Der Antrieb erfolgte durch ein ZF-5-Gang-Schaltgetriebe auf die Hinterachse, dabei waren das Getriebe und das Differenzial hinter dem Motor angeflanscht. Weiterhin leisteten eine Einscheibentrockenkupplung und ein Schneckenrad mit Hypoidverzahnung als Achsgetriebe ihren Dienst.

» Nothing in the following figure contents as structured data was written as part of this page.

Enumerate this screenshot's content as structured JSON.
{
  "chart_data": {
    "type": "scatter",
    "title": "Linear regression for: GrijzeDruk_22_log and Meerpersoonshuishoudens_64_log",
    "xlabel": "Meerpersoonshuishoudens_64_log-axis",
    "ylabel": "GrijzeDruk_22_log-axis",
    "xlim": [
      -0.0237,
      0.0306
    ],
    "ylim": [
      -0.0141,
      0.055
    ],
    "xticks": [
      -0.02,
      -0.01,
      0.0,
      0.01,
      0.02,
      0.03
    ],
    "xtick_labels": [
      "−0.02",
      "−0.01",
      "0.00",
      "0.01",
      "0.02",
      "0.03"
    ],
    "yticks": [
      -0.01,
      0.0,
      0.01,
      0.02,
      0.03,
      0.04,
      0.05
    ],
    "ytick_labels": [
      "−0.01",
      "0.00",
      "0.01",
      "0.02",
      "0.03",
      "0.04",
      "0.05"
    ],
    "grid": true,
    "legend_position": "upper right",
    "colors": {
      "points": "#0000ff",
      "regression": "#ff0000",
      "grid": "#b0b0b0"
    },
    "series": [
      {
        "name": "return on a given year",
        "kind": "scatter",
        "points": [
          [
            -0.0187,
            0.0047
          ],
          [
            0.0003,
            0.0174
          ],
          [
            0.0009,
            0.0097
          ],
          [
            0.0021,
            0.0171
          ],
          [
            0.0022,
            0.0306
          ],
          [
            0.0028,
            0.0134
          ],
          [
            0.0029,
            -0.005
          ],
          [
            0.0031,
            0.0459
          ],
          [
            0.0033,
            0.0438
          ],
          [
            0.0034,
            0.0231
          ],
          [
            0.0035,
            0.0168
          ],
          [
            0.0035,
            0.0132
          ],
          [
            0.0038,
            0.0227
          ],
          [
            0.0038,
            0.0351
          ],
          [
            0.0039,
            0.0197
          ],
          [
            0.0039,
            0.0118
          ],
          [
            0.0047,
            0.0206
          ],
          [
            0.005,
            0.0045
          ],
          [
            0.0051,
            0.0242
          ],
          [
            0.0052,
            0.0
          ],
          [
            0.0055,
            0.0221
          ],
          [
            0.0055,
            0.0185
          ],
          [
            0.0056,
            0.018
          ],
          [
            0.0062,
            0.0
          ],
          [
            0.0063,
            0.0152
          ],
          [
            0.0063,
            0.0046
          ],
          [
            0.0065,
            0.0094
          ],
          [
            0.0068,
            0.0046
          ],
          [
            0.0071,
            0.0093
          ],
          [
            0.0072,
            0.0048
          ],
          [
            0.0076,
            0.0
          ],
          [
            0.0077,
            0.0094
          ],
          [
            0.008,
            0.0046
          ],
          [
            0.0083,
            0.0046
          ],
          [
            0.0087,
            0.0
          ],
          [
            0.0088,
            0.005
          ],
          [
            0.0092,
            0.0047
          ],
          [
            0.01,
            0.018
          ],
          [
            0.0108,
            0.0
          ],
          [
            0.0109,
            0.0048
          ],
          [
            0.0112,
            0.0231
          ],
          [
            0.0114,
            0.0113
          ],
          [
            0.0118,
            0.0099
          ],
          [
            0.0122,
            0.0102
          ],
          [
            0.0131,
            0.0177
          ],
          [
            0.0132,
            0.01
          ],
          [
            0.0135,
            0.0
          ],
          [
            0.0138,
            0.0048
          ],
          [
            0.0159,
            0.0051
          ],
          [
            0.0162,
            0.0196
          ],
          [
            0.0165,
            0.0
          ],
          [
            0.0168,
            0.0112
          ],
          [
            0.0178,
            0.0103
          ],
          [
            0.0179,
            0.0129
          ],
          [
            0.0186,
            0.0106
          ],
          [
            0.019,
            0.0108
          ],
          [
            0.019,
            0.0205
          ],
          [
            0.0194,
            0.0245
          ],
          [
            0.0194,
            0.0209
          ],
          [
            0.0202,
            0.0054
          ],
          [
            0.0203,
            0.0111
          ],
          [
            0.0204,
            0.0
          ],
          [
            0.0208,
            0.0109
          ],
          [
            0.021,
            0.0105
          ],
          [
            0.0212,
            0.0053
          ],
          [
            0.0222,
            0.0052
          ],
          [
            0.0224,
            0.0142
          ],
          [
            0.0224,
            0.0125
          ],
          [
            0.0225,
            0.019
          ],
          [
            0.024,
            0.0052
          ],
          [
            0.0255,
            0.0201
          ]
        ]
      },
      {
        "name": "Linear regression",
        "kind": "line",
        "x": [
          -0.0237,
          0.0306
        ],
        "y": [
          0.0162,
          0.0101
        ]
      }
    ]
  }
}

  • Übersetzungsverhältnis: I) 2,580:1; II) 1,520:1; III) 1,040:1; IV) 0,850:1; V) 0,740:1
  • Übersetzungsverhältnis im Achsgetriebe: 3,770:1

Aufhängung

Dank Einzelradaufhängung mit Trapezdreiecks-Querlenkern, Schraubenfedern mit Teleskopstoßdämpfern und Stabilisatoren vorn sowie auf der Hinterachse bot die sportliche Federung auf schlechten Straßen genügend Restkomfort.

Lenkung

Die im Bora zum Einsatz kommende sportlich-direkte Zahnstangenlenkung war ein damals übliches und nicht besonders außergewöhnliches Lenkungssystem.

Bremsanlage und Räder

Im Rahmen der Zusammenarbeit mit Citroën erhielt der Bora vier hydraulische, innenbelüftete Scheibenbremsen mit Bremskraftverstärker. Standardmäßig wurden Leichtmetallfelgen im Format 7,5 × 15 mit 215/70 × 15-er Michelin-Radialbereifung montiert.

Karosserie

Die zweitürige, zweisitzige und selbsttragende Sportcoupé-Karosserie basierte auf einem Plattformrahmen mit quadratischen Rohren als Zusatzrahmen von Motor und Kraftübertragung.

Abmessungen und Gewicht

Durch den relativ kompakt bauenden Motor blieb trotz ebenfalls kompakter Außenmaße überdurchschnittlich viel Platz für Passagiere und Gepäck. Die Platzverhältnisse waren weniger beengt als beim Lamborghini Countach oder Ferrari 365 GT/4 Berlinetta Boxer. Durch das Gesamtgewicht von 1400 kg ergab sich bei beiden Motorversionen ein sehr günstiges Leistungsgewicht.

  • Länge: 4330 mm
  • Breite: 1770 mm
  • Radstand: 2590 mm
  • Spurweite vorn/hinten: 1470 mm/1440 mm
  • Gewicht: 1400 kg

Leistung

  • Höchstgeschwindigkeit: 265 km/h
  • Beschleunigung 0-100 km/h: 6,5 s
  • Kraftstoffverbrauch (Durchschnitt): 25,6 l/100 km

Parallelmodell

Der Maserati Merak mit fast gleicher Karosserie wie der Bora wurde seit 1972 mit V6-Motor produziert und lebte bis 1983 weiter. Anfangs mit 190 PS aus 3,0 Litern Hubraum und 235 km/h Spitze, 1975 dann als Merak SS mit 220 PS und 240 km/h Höchstgeschwindigkeit war er mit 1500 gebauten Einheiten der beliebteste Maserati seiner Zeit. Auch sein Design stammte von Italdesign; er übernahm viele Designelemente und einzelne Karosserieteile des Bora. Zu unterscheiden ist er äußerlich an den frei stehenden C-Säulen und der kleinen, senkrechten Heckscheibe, während der Bora über zusätzliche Seitenscheiben und eine flach liegende große Heckscheibe verfügt. Weitere Unterschiede sind die beim Merak fehlende seitliche Kunststoffleiste sowie eine geänderte Frontgestaltung. Ferner verfügt der Merak im Innern durch den kürzeren V6-Motor noch Platz für zwei (allerdings sehr kleine) Notsitze im Fond.